C’est pour elle que, dans un accès de rage, il avait voulu une éclatante justification.

S’il suppliait Jean de le conduire près de Maurice d’Escorval, c’est que près de Maurice il espérait trouver Marie-Anne pour lui dire:

– Les apparences étaient contre moi, mais je suis innocent, et je l’ai prouvé en démasquant le coupable.

C’est à Marie-Anne qu’il eût voulu remettre le brouillon qu’il avait conservé, se disant qu’à tout le moins il l’étonnerait à force de générosité…

Son attente avait été trompée, et il n’apercevait plus de réel qu’un scandale inouï.

– Ce sera le diable à arranger, cet esclandre… se dit-il; mais bast!… personne n’y pensera plus dans un mois. Le plus court est d’aller au devant des commentaires… Rentrons!…

Il disait cela: «rentrons,» du ton le plus délibéré. Le fait est qu’à mesure qu’il approchait du château, sa résolution chancelait.

La fête de ses noces, qui devait être si magnifique, était déjà terminée; les invités ne se retiraient pas, ils s’enfuyaient…

Martial réfléchissait qu’il allait se trouver seul entre sa jeune femme, son père et le marquis de Courtomieu. Que de reproches alors, de cris, de larmes, de colère et de menaces!… Et il affronterait tout cela…

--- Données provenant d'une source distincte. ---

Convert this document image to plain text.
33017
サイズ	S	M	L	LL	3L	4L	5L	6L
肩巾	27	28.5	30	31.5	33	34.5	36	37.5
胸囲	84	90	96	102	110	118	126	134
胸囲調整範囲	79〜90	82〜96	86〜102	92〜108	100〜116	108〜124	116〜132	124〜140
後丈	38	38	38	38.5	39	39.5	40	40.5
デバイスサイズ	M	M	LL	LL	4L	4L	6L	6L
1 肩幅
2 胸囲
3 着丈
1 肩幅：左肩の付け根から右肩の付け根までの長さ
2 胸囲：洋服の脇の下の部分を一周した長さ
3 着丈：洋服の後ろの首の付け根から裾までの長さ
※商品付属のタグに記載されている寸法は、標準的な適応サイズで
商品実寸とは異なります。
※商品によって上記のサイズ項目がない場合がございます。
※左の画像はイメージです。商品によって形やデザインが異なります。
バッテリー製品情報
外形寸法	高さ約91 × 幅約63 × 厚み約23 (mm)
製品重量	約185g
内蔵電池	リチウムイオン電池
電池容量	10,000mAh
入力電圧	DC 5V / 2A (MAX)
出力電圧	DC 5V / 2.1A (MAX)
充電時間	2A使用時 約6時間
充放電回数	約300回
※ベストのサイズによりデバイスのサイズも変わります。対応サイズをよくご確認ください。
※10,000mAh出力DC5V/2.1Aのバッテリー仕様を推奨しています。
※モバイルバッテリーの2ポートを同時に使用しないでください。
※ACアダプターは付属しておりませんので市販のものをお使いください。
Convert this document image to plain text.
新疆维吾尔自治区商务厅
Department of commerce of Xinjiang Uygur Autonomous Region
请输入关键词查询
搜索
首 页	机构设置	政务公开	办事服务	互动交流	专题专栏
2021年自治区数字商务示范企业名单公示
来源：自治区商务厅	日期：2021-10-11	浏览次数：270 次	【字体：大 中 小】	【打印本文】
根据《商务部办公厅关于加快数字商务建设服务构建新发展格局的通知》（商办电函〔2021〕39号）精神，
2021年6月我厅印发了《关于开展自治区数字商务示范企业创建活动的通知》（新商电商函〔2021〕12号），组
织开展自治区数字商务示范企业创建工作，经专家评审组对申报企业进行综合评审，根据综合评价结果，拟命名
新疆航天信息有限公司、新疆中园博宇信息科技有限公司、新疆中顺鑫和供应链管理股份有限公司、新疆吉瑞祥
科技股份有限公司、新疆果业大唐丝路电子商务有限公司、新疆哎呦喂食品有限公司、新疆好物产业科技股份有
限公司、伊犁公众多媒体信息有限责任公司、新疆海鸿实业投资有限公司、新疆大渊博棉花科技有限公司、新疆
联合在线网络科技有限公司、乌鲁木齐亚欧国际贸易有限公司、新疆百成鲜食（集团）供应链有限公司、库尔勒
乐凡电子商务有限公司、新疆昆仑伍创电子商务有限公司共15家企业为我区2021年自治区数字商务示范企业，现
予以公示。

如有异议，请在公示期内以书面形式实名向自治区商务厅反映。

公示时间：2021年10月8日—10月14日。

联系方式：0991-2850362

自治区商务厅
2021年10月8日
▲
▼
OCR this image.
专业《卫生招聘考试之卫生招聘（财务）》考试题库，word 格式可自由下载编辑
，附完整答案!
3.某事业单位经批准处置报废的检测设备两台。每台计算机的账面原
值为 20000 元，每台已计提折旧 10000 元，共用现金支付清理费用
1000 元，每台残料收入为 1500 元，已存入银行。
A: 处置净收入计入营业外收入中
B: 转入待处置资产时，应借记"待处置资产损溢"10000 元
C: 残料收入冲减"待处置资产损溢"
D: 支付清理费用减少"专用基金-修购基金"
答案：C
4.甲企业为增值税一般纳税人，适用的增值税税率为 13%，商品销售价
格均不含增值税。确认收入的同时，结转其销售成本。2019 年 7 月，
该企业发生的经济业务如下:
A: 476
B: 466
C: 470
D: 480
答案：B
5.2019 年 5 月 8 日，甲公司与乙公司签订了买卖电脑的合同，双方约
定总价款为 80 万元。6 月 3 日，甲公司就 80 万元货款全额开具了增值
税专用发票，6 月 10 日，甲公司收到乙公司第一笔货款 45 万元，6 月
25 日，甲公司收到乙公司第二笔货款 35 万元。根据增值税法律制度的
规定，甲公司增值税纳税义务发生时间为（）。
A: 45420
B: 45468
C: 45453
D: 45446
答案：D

– Ma foi! non!… prononça-t-il à demi-voix, pas si bête… Laissons-leur la nuit pour se calmer, je reparaîtrai demain…

Mais où passer la nuit?… Il était en costume de cérémonie, nu-tête, et il commençait à avoir froid… La maison occupée par le duc à Montaignac était une ressource.

– J’y trouverai un lit, songea-t-il, des domestiques, d’autres habits, du feu, et demain un cheval pour revenir.

C’était une longue traite à faire à pied, mais dans sa disposition d’esprit cela ne lui déplut pas.

Le domestique qui vint lui ouvrir, quand il frappa, faillit tomber de son haut en le reconnaissant…

– Vous, monsieur le marquis!…

– Oui, moi!… Allume-moi un grand feu dans le salon et apporte-m’y des vêtements pour me changer…

Le valet obéit, et bientôt Martial se trouva seul, étendu sur un canapé devant la cheminée.

– Il serait beau de dormir, se disait-il, car le railleur reprenait le dessus.

Il essaya, mais il n’était pas de cette force.

Sa pensée lui échappait pour s’envoler à Sairmeuse, dans cette chambre nuptiale où il avait prodigué les plus exquises recherches du luxe.

Il eut dû y être à cette heure, près de Blanche, cette jeune femme si jolie qui était la sienne, qu’il n’aimait pas, mais dont il était passionnément aimé…

Pourquoi l’avoir abandonnée?… Etait-elle donc responsable de l’infamie du marquis de Courtomieu?

– Pauvre fille!… pensait-il, quelle nuit de noces!…

Au jour, cependant, il s’endormit d’un sommeil fiévreux, et il était plus de neuf heures quand il s’éveilla.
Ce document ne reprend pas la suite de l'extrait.